Gone are the days when you could simply toss a few clothes and a passport into a bag before setting off on a spur-of-the-moment vacay. Now that you have a baby, your holiday needs a little more planning. But that doesn’t mean it won’t be just as much fun.
“Parents worry about taking their baby away for the first time, but there are lots of benefits for you and her,” notes Sarah Tucker, author of Have Toddler Will Travel, “A trip will encourage your little one to focus on different environments, voices and colours, which is good for her brain development.”
And you may even find that your munchkin is much more flexible than you give her credit for. Here’s how to make sure your honey’s first holiday is one to remember...
Before you set off…
Passport for your little one. Bring your baby, along with her birth certificate and a passport-sized colour photograph to the service counter at the Immigration & Checkpoints Authority. There’s also a photo booth if you need to get her picture taken. The counter staff will guide you through the application and you will be notified of the collection date.
Don’t set off for a holiday before your kewpie completes her first course of immunisations, which is at the twelfth week. It’s also not the time to get super-adventurous, as exotic locales pose a risk to everyone, especially kids.
According to general practitioner Dr John Mervyn-Thomas, babies are more susceptible to infection during the first year, as their immune systems are still immature. If you require a jab, your baby will need it, too, but discuss it with your GP first, as young babies should avoid getting unnecessary vaccinations.
Before you book a hotel, ask about balconies, swimming pools, blind cords, smoke alarms and carbon-monoxide detectors. If you’re hiring a car, remember to check the local car-seat laws. Ask if the car-hire firms provide baby seats or if you need to bring your own.
If she’s less than 6 months old, your sweetie can sit on your lap when travelling on a plane, as long as she’s secured with an extension seat belt. However, you can also purchase a full-priced ticket for your baby and she can sit in a car seat next to you — a good idea for longer flights. Once your child hits 2 years, most airlines charge you for a seat. It’s also worth doing research on family-friendly hotels and resorts. Babysitting services and créches make a huge difference to your trip.
On The Journey…
Organise your travel schedule to coincide with baby’s nap times, but if it’s not possible, be prepared — bring a new toy, her favourite books and a variety of snacks. “Prevent ear-popping on flights by nursing your baby, or giving her regular milk or water feeds during take-offs and landings,” Dr Mervyn-Thomas advises. “This will open up the tubes in her ears and equalise the pressure.”
For mid-flight diaper changes, find out if they can set up a diaper-changing station, or if you can use one of the more spacious toilets. Otherwise, bring along a diaper-change kit. If your tyke is a little older, put her in a pull-up diaper, so you can change her as she stands.
When you get there…
While it’s good to stick to a routine, do try to be flexible, too. “Don’t be too hard-pressed to get home from a day trip, so your baby can be in bed at her normal time,” says consultant paediatrician Dr Andrew Cowley. “But do try to repeat certain bedtime rituals from home, like a bath and a story, to help her feel secure.”

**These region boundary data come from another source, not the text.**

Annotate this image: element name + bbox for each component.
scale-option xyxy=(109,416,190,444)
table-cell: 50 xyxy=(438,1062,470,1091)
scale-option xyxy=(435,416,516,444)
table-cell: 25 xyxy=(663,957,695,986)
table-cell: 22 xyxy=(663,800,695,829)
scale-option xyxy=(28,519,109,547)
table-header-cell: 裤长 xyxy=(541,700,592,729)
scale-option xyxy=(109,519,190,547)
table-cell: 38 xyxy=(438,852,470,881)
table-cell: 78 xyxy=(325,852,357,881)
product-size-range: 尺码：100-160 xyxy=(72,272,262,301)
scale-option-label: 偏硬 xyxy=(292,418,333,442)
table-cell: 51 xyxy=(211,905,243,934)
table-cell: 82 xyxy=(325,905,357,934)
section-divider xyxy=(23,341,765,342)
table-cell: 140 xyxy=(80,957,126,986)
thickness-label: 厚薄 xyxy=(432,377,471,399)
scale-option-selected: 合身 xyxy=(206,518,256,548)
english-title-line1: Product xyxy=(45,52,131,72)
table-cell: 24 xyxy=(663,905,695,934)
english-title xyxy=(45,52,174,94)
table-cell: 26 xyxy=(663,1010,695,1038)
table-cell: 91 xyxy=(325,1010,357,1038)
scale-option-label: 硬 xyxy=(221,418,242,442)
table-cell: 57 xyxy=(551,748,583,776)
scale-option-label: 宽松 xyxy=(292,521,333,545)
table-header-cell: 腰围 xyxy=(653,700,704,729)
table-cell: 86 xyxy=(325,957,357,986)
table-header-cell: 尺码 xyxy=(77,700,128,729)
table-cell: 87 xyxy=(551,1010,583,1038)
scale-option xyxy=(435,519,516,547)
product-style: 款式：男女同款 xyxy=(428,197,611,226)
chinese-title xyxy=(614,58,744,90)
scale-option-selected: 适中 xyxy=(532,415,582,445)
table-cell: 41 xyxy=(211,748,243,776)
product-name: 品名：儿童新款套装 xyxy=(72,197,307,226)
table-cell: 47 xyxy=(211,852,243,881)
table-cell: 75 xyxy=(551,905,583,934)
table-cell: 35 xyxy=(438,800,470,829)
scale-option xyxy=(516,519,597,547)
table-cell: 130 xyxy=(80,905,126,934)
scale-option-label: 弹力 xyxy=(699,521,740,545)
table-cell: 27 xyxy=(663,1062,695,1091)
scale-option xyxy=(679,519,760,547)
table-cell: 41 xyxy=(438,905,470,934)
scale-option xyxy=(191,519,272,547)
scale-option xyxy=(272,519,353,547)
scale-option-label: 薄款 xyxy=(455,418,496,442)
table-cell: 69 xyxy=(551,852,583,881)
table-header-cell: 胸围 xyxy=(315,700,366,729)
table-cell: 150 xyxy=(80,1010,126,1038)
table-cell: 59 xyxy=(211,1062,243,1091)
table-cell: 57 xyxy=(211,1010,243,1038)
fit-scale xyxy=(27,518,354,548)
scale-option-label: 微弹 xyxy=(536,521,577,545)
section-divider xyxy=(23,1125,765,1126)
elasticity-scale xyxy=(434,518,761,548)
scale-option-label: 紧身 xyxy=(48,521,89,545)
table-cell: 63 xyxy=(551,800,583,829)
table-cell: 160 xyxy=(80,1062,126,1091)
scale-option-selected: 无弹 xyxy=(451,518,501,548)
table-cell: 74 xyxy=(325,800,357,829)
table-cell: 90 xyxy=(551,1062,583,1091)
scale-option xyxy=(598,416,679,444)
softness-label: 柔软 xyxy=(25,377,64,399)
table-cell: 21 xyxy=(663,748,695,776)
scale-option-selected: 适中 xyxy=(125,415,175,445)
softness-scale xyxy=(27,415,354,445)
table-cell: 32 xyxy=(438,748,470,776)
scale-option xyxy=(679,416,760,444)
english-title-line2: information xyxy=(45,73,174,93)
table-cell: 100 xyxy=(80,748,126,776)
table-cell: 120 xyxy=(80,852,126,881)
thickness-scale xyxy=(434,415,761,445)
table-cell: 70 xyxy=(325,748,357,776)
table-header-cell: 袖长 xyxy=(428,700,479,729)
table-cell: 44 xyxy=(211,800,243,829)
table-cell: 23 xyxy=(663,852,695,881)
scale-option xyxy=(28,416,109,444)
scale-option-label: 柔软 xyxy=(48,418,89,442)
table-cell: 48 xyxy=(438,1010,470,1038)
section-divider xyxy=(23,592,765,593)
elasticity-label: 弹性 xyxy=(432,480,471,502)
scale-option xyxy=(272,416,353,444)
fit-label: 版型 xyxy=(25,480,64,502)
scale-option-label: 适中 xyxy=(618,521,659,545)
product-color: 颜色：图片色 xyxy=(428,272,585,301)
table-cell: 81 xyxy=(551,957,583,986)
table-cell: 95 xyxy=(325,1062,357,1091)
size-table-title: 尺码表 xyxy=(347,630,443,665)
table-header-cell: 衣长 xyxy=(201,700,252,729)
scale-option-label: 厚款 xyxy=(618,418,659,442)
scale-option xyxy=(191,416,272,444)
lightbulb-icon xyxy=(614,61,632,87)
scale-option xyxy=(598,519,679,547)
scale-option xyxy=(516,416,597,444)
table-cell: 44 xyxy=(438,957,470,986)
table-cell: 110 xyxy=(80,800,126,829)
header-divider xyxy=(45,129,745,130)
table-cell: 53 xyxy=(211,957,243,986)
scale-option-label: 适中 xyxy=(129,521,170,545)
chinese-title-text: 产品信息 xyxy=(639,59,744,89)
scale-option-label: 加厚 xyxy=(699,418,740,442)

However, mealtimes should always remain intact. It’s better to stop and let her have a milk feed and a snack, rather than expect her to wait until you get back to the hotel.

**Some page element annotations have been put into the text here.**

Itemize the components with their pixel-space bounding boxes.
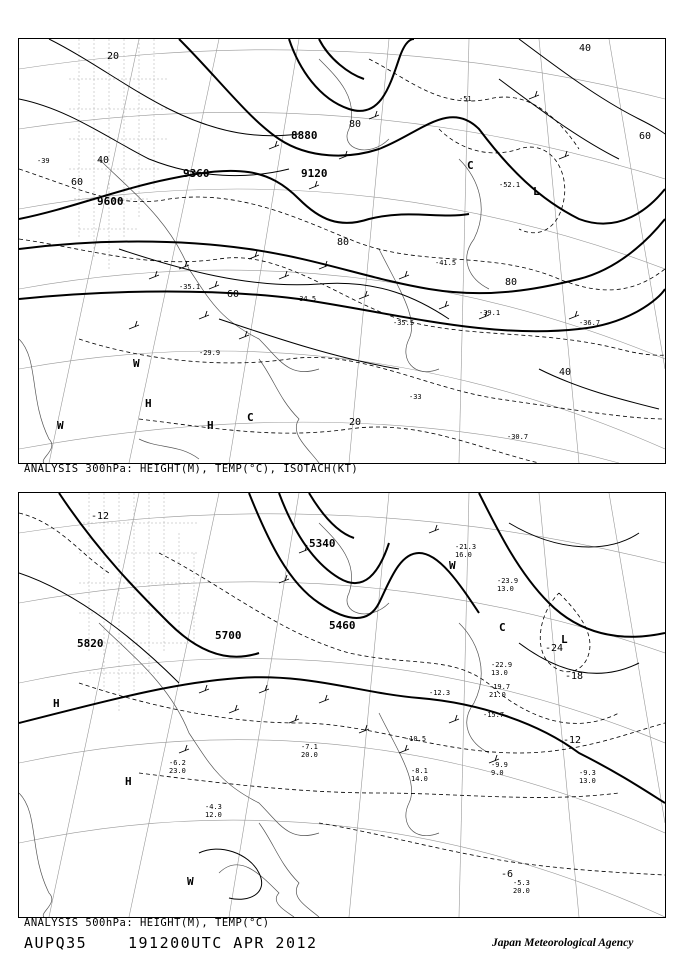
temp-label: -39.1 bbox=[479, 309, 501, 317]
temp-label: -34.5 bbox=[295, 295, 317, 303]
caption-300hpa: ANALYSIS 300hPa: HEIGHT(M), TEMP(°C), ISOTACH(KT) bbox=[24, 463, 359, 475]
station-value: -12.3 bbox=[429, 689, 451, 697]
isotherm-label: -18 bbox=[565, 671, 584, 682]
temp-label: -51 bbox=[459, 95, 472, 103]
hatched-region bbox=[79, 493, 199, 713]
temp-label: -35.5 bbox=[393, 319, 415, 327]
station-value: -15.7 bbox=[483, 711, 505, 719]
station-value: -4.3 bbox=[205, 803, 222, 811]
warm-symbol: W bbox=[449, 559, 456, 572]
isotach-label: 20 bbox=[349, 417, 362, 428]
height-label: 5700 bbox=[215, 629, 242, 642]
caption-500hpa: ANALYSIS 500hPa: HEIGHT(M), TEMP(°C) bbox=[24, 917, 270, 929]
temp-label: -30.7 bbox=[507, 433, 529, 441]
station-value: 13.0 bbox=[497, 585, 514, 593]
temp-label: -29.9 bbox=[199, 349, 221, 357]
warm-symbol: W bbox=[57, 419, 64, 432]
isotach-label: 40 bbox=[579, 43, 592, 54]
chart-300hpa-canvas bbox=[19, 39, 665, 463]
height-label: 5340 bbox=[309, 537, 336, 550]
chart-300hpa bbox=[18, 38, 666, 464]
station-value: -9.9 bbox=[491, 761, 508, 769]
valid-time: 191200UTC APR 2012 bbox=[128, 934, 318, 952]
cold-symbol: C bbox=[467, 159, 474, 172]
low-symbol: L bbox=[533, 185, 540, 198]
station-value: -22.9 bbox=[491, 661, 513, 669]
isotherm-label: -12 bbox=[91, 511, 110, 522]
isotach-label: 60 bbox=[71, 177, 84, 188]
station-value: 23.0 bbox=[169, 767, 186, 775]
isotach-label: 80 bbox=[505, 277, 518, 288]
high-symbol: H bbox=[207, 419, 214, 432]
isotach-label: 60 bbox=[227, 289, 240, 300]
isotherms bbox=[19, 59, 665, 463]
isotach-label: 80 bbox=[337, 237, 350, 248]
temp-label: -35.1 bbox=[179, 283, 201, 291]
isotherm-label: -12 bbox=[563, 735, 582, 746]
chart-500hpa bbox=[18, 492, 666, 918]
station-value: -9.3 bbox=[579, 769, 596, 777]
station-value: 14.0 bbox=[411, 775, 428, 783]
station-value: -19.7 bbox=[489, 683, 511, 691]
height-label: 9360 bbox=[183, 167, 210, 180]
height-contours bbox=[19, 493, 665, 803]
height-label: 5460 bbox=[329, 619, 356, 632]
agency-name: Japan Meteorological Agency bbox=[492, 937, 634, 949]
isotherm-label: -6 bbox=[501, 869, 514, 880]
station-value: 12.0 bbox=[205, 811, 222, 819]
station-value: 13.0 bbox=[491, 669, 508, 677]
temp-label: -41.5 bbox=[435, 259, 457, 267]
station-value: 21.0 bbox=[489, 691, 506, 699]
height-label: 9600 bbox=[97, 195, 124, 208]
cold-symbol: C bbox=[247, 411, 254, 424]
cold-symbol: C bbox=[499, 621, 506, 634]
high-symbol: H bbox=[125, 775, 132, 788]
graticule bbox=[19, 39, 665, 463]
height-label: 9120 bbox=[301, 167, 328, 180]
station-value: -10.5 bbox=[405, 735, 427, 743]
station-value: -23.9 bbox=[497, 577, 519, 585]
temp-label: -33 bbox=[409, 393, 422, 401]
warm-symbol: W bbox=[133, 357, 140, 370]
graticule bbox=[19, 493, 665, 917]
hatched-region bbox=[69, 39, 169, 269]
station-value: 20.0 bbox=[513, 887, 530, 895]
isotach-label: 40 bbox=[97, 155, 110, 166]
chart-500hpa-canvas bbox=[19, 493, 665, 917]
isotherm-label: -24 bbox=[545, 643, 564, 654]
isotach-label: 80 bbox=[349, 119, 362, 130]
station-value: 20.0 bbox=[301, 751, 318, 759]
high-symbol: H bbox=[145, 397, 152, 410]
station-value: -5.3 bbox=[513, 879, 530, 887]
product-code: AUPQ35 bbox=[24, 934, 88, 952]
station-value: 13.0 bbox=[579, 777, 596, 785]
height-contours bbox=[19, 39, 665, 331]
warm-symbol: W bbox=[187, 875, 194, 888]
isotachs bbox=[19, 39, 665, 409]
temp-label: -39 bbox=[37, 157, 50, 165]
low-symbol: L bbox=[561, 633, 568, 646]
station-value: 16.0 bbox=[455, 551, 472, 559]
isotach-label: 20 bbox=[107, 51, 120, 62]
height-label: 5820 bbox=[77, 637, 104, 650]
temp-label: -52.1 bbox=[499, 181, 521, 189]
temp-label: -36.7 bbox=[579, 319, 601, 327]
height-label: 8880 bbox=[291, 129, 318, 142]
isotach-label: 40 bbox=[559, 367, 572, 378]
thin-contours bbox=[19, 523, 639, 899]
station-value: -8.1 bbox=[411, 767, 428, 775]
station-value: -7.1 bbox=[301, 743, 318, 751]
isotach-label: 60 bbox=[639, 131, 652, 142]
high-symbol: H bbox=[53, 697, 60, 710]
station-value: -6.2 bbox=[169, 759, 186, 767]
station-value: 9.0 bbox=[491, 769, 504, 777]
station-value: -21.3 bbox=[455, 543, 477, 551]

The most important thing — to make sure she knows where mummy and daddy are at all times so that she’ll be reassured when she feels insecure.
Breastfeeding has its advantages on holidays, as you don’t have to worry about sterilising the feeding bottles. But if your tyke is already on solids, remember that fruit — particularly watermelon — can contain unclean water, which can make her ill. Do also avoid unchilled buffets, which is a breeding ground for bugs. And if you’re unsure of how safe the water supply is, stick to bottled water.
Most countries sell leading baby-food brands, you can also check with the tourist board ahead of time. In any case, it’s always a good idea to carry an emergency stash.
Now, it’s time to relax. Take turns with the hubs to catch forty winks, while he tends to the little one. And when your mini-me is napping, grab the chance to unwind. So, put your feet up, let your hair down and enjoy some well-deserved downtime!